Despite fixed introductory interest rate deals on credit cards that often last for several months to a year, most credit card interest rates are variable and subject to change. If this is the case, your agreement will stipulate this. Therefore, the credit card company has the ability to raise your rate when and if it sees fit. One reason they may decide to do so is if you are paying the minimum payment every month and they do not deem you as a good risk.
When attempting to get other new forms of credit whether it is a mortgage, auto, or personal loan, you may encounter some issues if you’ve only been paying minimum monthly credit card payments. Lenders may view your payment behavior as risky for them, questioning your financial status. Are you having trouble paying your existing bills? Will you be able to repay an additional debt? And, even if you are able to obtain the loan, it may be at a higher interest rate than you had hoped.
In today’s volatile economy, credit card companies are less generous than they once were in terms of credit limits. Cardholders who pay larger monthly payments are rewarded with larger credit lines whereas those making minimum payments may be viewed as financially unstable resulting in reduced lines.
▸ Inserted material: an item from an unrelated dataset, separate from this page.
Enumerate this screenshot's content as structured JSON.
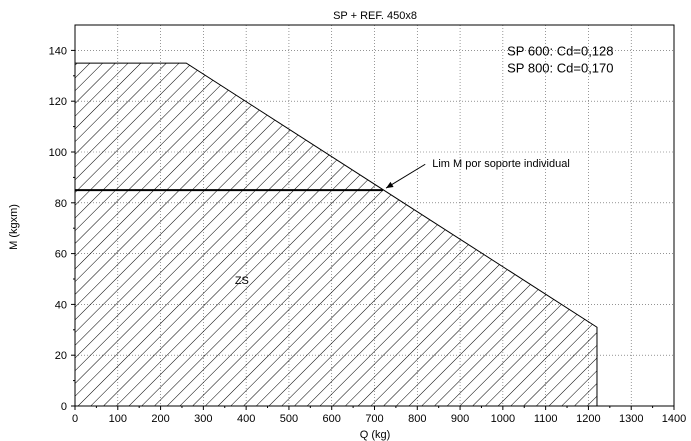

The amount of overall debt you owe, including credit card balances, directly impacts your credit score. In order to pay off outstanding balances and improve your score, it is important to pay more than the minimum. By doing so, your debt will decline more quickly giving you a better debt to credit ratio and thus a higher score.
It is always best to pay your credit card balance if you can, and if not, at least pay something towards your principal even if it is just a few dollars above the minimum. Some credit card companies rate customers in categories related to minimum payment. In this case, if you pay beyond that, you will be bumped up to a higher category which translates better on your credit report. Plus, if you are consistently paying the minimum, you would be shocked to find out how long it might take you to pay off your credit card debt and how much of your hard-earned money you’ll be throwing away on interest payments. Therefore, pay as much as you can possibly afford on a monthly basis until your balance is zero. This may be easier said than done but is the key to becoming and staying debt-free.
If you have more than one card, but cannot afford to pay entire balances on all of them, figure out a sensible payment strategy. Determine which card has the highest interest rate, pay that balance and pay minimum payments on the others in order to avoid late fees. Slowly but surely you will get your debt under control.
If you begin to feel you are struggling with your credit card bills, don’t panic. Review your statements and spending habits to get an idea of where you stand. If you determine that your debt is greater than 20% of your annual income, it is probably a good idea to get some help from a professional credit counselor.
These expert advisors can help you develop a plan for getting spending under control and paying back your debt. Although the National Foundation for Credit Counseling can set you up with a low-cost counselor, you may want to first contact your credit union. Often, credit unions offer free, confidential financial counseling, education, and debt management – these programs offer certified counselors who will help you review your credit report, build a structured repayment plan, and figure out a money management solution.